Setelah kepergian taksi tersebut mereka masuk ke dalam halaman rumah Siska yang telah disambut oleh sang empunya di depan pintu.

"Mami...!" Tiara berteriak ketika melihat sosok Siska menyambut mereka dan berhambur memeluk wanita yang baru melahirkan tersebut.

"Hallo, Princess-nya Mami." Siska dengan senang hati menyambut pelukan Tiara.

"Sorry ya, gue nggak bisa jemput. Mahesa juga belum pulang kerja," ucapnya pada Naya seraya memberi ciuman di pipi.

"Nggak apa-apa kok, gue bisa naik taksi."

"Mami, Tiara kangen sama Mami," ucap Tiara yang masih memeluk erat Siska.

"Mami juga kangen banget sama kamu, Cantik." Dengan gemas Siska menciumi pipi Tiara bergantian.

"Dedek bayi mana?" tanya Tiara yang telah masuk ke dalam rumah.

"Ada kok di kamar."

"Eh, ada Nak Naya." Suara seorang perempuan tiba-tiba muncul dari dapur. Dia adalah ibu mertua Siska.
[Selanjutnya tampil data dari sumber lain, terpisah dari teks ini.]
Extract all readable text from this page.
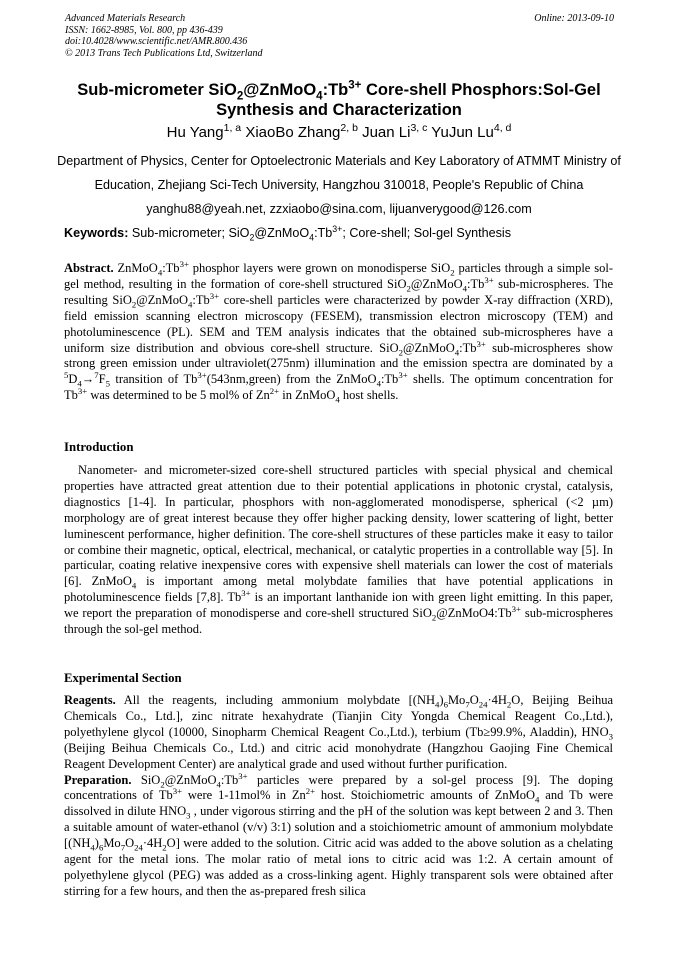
Advanced Materials Research
ISSN: 1662-8985, Vol. 800, pp 436-439
doi:10.4028/www.scientific.net/AMR.800.436
© 2013 Trans Tech Publications Ltd, Switzerland
Online: 2013-09-10
Sub-micrometer $SiO_2@ZnMoO_4:Tb^{3+}$ Core-shell Phosphors:Sol-Gel
Synthesis and Characterization
Hu Yang$^{1, a}$ XiaoBo Zhang$^{2, b}$ Juan Li$^{3, c}$ YuJun Lu$^{4, d}$
Department of Physics, Center for Optoelectronic Materials and Key Laboratory of ATMMT Ministry of Education, Zhejiang Sci-Tech University, Hangzhou 310018, People's Republic of China
yanghu88@yeah.net, zzxiaobo@sina.com, lijuanverygood@126.com
Keywords: Sub-micrometer; $SiO_2@ZnMoO_4:Tb^{3+}$; Core-shell; Sol-gel Synthesis
Abstract. $ZnMoO_4:Tb^{3+}$ phosphor layers were grown on monodisperse SiO$_2$ particles through a simple sol-gel method, resulting in the formation of core-shell structured $SiO_2@ZnMoO_4:Tb^{3+}$ sub-microspheres. The resulting $SiO_2@ZnMoO_4:Tb^{3+}$ core-shell particles were characterized by powder X-ray diffraction (XRD), field emission scanning electron microscopy (FESEM), transmission electron microscopy (TEM) and photoluminescence (PL). SEM and TEM analysis indicates that the obtained sub-microspheres have a uniform size distribution and obvious core-shell structure. $SiO_2@ZnMoO_4:Tb^{3+}$ sub-microspheres show strong green emission under ultraviolet(275nm) illumination and the emission spectra are dominated by a $^5D_4\to^7F_5$ transition of $Tb^{3+}(543nm,green)$ from the $ZnMoO_4:Tb^{3+}$ shells. The optimum concentration for $Tb^{3+}$ was determined to be 5 mol% of $Zn^{2+}$ in ZnMoO$_4$ host shells.
Introduction
Nanometer- and micrometer-sized core-shell structured particles with special physical and chemical properties have attracted great attention due to their potential applications in photonic crystal, catalysis, diagnostics [1-4]. In particular, phosphors with non-agglomerated monodisperse, spherical (<2 µm) morphology are of great interest because they offer higher packing density, lower scattering of light, better luminescent performance, higher definition. The core-shell structures of these particles make it easy to tailor or combine their magnetic, optical, electrical, mechanical, or catalytic properties in a controllable way [5]. In particular, coating relative inexpensive cores with expensive shell materials can lower the cost of materials [6]. ZnMoO$_4$ is important among metal molybdate families that have potential applications in photoluminescence fields [7,8]. $Tb^{3+}$ is an important lanthanide ion with green light emitting. In this paper, we report the preparation of monodisperse and core-shell structured $SiO_2@ZnMoO4:Tb^{3+}$ sub-microspheres through the sol-gel method.
Experimental Section

Reagents. All the reagents, including ammonium molybdate [$(NH_4)_6Mo_7O_{24}\cdot 4H_2O$, Beijing Beihua Chemicals Co., Ltd.], zinc nitrate hexahydrate (Tianjin City Yongda Chemical Reagent Co.,Ltd.), polyethylene glycol (10000, Sinopharm Chemical Reagent Co.,Ltd.), terbium (Tb≥99.9%, Aladdin), $HNO_3$ (Beijing Beihua Chemicals Co., Ltd.) and citric acid monohydrate (Hangzhou Gaojing Fine Chemical Reagent Development Center) are analytical grade and used without further purification.

Preparation. $SiO_2@ZnMoO_4:Tb^{3+}$ particles were prepared by a sol-gel process [9]. The doping concentrations of $Tb^{3+}$ were 1-11mol% in $Zn^{2+}$ host. Stoichiometric amounts of ZnMoO$_4$ and Tb were dissolved in dilute $HNO_3$ , under vigorous stirring and the pH of the solution was kept between 2 and 3. Then a suitable amount of water-ethanol (v/v) 3:1) solution and a stoichiometric amount of ammonium molybdate $[(NH_4)_6Mo_7O_{24}\cdot 4H_2O]$ were added to the solution. Citric acid was added to the above solution as a chelating agent for the metal ions. The molar ratio of metal ions to citric acid was 1:2. A certain amount of polyethylene glycol (PEG) was added as a cross-linking agent. Highly transparent sols were obtained after stirring for a few hours, and then the as-prepared fresh silica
Namanya Santi.

"Iya, Tante," balas Naya sambil memberikan ciuman di pipi kanan dan kiri.

"Baru sampai?" tanya perempuan yang sudah akrab dengan Naya semenjak Siska menikah.

"Iya, Tante."

"Sama siapa?" tanya Santi.

"Sama Tiara." Dia menunjuk arah Tiara yang sudah masuk ke dalam kamar bersama Siska.

"Kamu pasti capek, istirahat dulu saja."

"Terima kasih Tante."

Setelah itu Naya mengikuti Tiara untuk masuk ke kamar Siska di mana bayinya berada.
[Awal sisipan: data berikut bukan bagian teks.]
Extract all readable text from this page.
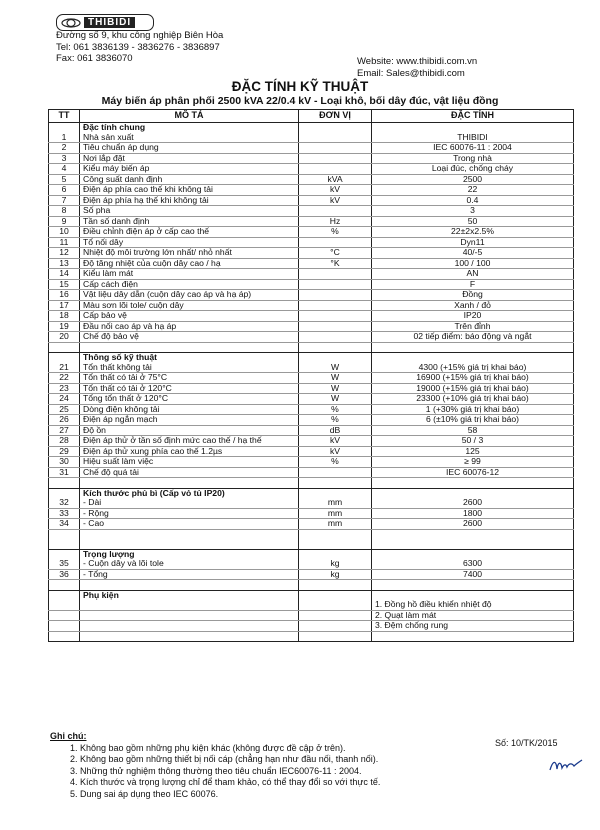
THIBIDI
Đường số 9, khu công nghiệp Biên Hòa
Tel: 061 3836139 - 3836276 - 3836897
Fax: 061 3836070	Website: www.thibidi.com.vn
Email: Sales@thibidi.com
ĐẶC TÍNH KỸ THUẬT
Máy biến áp phân phối 2500 kVA 22/0.4 kV - Loại khô, bối dây đúc, vật liệu đồng
TT	MÔ TẢ	ĐƠN VỊ	ĐẶC TÍNH
	Đặc tính chung		
1	Nhà sản xuất		THIBIDI
2	Tiêu chuẩn áp dụng		IEC 60076-11 : 2004
3	Nơi lắp đặt		Trong nhà
4	Kiểu máy biến áp		Loại đúc, chống cháy
5	Công suất danh định	kVA	2500
6	Điện áp phía cao thế khi không tải	kV	22
7	Điện áp phía hạ thế khi không tải	kV	0.4
8	Số pha		3
9	Tần số danh định	Hz	50
10	Điều chỉnh điện áp ở cấp cao thế	%	22±2x2.5%
11	Tổ nối dây		Dyn11
12	Nhiệt độ môi trường lớn nhất/ nhỏ nhất	°C	40/-5
13	Độ tăng nhiệt của cuộn dây cao / hạ	°K	100 / 100
14	Kiểu làm mát		AN
15	Cấp cách điện		F
16	Vật liệu dây dẫn (cuộn dây cao áp và hạ áp)		Đồng
17	Màu sơn lõi tole/ cuộn dây		Xanh / đỏ
18	Cấp bảo vệ		IP20
19	Đầu nối cao áp và hạ áp		Trên đỉnh
20	Chế độ bảo vệ		02 tiếp điểm: báo động và ngắt

	Thông số kỹ thuật		
21	Tổn thất không tải	W	4300 (+15% giá trị khai báo)
22	Tổn thất có tải ở 75°C	W	16900 (+15% giá trị khai báo)
23	Tổn thất có tải ở 120°C	W	19000 (+15% giá trị khai báo)
24	Tổng tổn thất ở 120°C	W	23300 (+10% giá trị khai báo)
25	Dòng điện không tải	%	1 (+30% giá trị khai báo)
26	Điện áp ngắn mạch	%	6 (±10% giá trị khai báo)
27	Độ ồn	dB	58
28	Điện áp thử ở tần số định mức cao thế / hạ thế	kV	50 / 3
29	Điện áp thử xung phía cao thế 1.2µs	kV	125
30	Hiệu suất làm việc	%	≥ 99
31	Chế độ quá tải		IEC 60076-12

	Kích thước phủ bì (Cấp vỏ tủ IP20)		
32	- Dài	mm	2600
33	- Rộng	mm	1800
34	- Cao	mm	2600

	Trọng lượng		
35	- Cuộn dây và lõi tole	kg	6300
36	- Tổng	kg	7400

	Phụ kiện		
			1. Đồng hồ điều khiển nhiệt độ
			2. Quạt làm mát
			3. Đệm chống rung

Ghi chú:
1. Không bao gồm những phụ kiện khác (không được đề cập ở trên).
2. Không bao gồm những thiết bị nối cáp (chẳng hạn như đầu nối, thanh nối).
3. Những thử nghiệm thông thường theo tiêu chuẩn IEC60076-11 : 2004.
4. Kích thước và trọng lượng chỉ để tham khảo, có thể thay đổi so với thực tế.
5. Dung sai áp dụng theo IEC 60076.
Số: 10/TK/2015
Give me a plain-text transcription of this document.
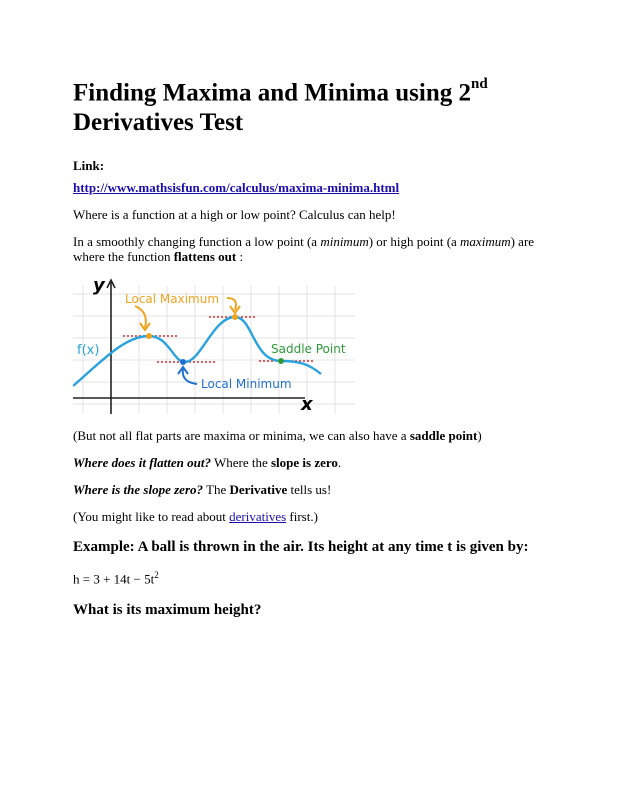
Finding Maxima and Minima using 2nd
Derivatives Test

Link:

http://www.mathsisfun.com/calculus/maxima-minima.html

Where is a function at a high or low point? Calculus can help!

In a smoothly changing function a low point (a minimum) or high point (a maximum) are where the function flattens out :

y
x
f(x)
Local Maximum
Local Minimum
Saddle Point

(But not all flat parts are maxima or minima, we can also have a saddle point)

Where does it flatten out? Where the slope is zero.

Where is the slope zero? The Derivative tells us!

(You might like to read about derivatives first.)

Example: A ball is thrown in the air. Its height at any time t is given by:

$h = 3 + 14t - 5t^2$

What is its maximum height?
"Mami, boleh nggak Tiara pegang dedek bayinya?" tanya Tiara dengan gemasnya sambil terus menatap bayi Siska.

"Tiara cuci tangan dulu ya," sela Naya yang telah berdiri di samping putrinya.

"Kenapa Bunda? Kan Tiara nggak megang apa-apa. Tangan Tiara juga masih bersih," ucapnya sambil menunjukkan kedua telapak tangannya pada Naya.

"Iya memang tangan Tiara terlihat bersih, tapi kulit dedek bayi masih sangat sensitif, Sayang. Jadi harus cuci tangan dulu sebelum megang. Kan tadi Tiara baru naik kendaraan umum," ujar Naya memberikan penjelasan pada putrinya.

"Banyak kuman ya, Bunda?"

Naya mengangguk. "Iya."

"Yaudah, Tiara cuci tangan dulu. Dedek bayi, Kak Tiara cuci tangan dulu ya," pamitnya dengan suara menggemaskan.

Gadis kecil itu pun pergi ke kamar mandi bersama dengan Kanaya. Tak berapa lama mereka telah kembali.

"Tiara boleh gendong nggak, Mami?" tanya gadis kecil itu yang kini sudah naik ke atas ranjang sambil mengelus pipi anak laki-laki Siska.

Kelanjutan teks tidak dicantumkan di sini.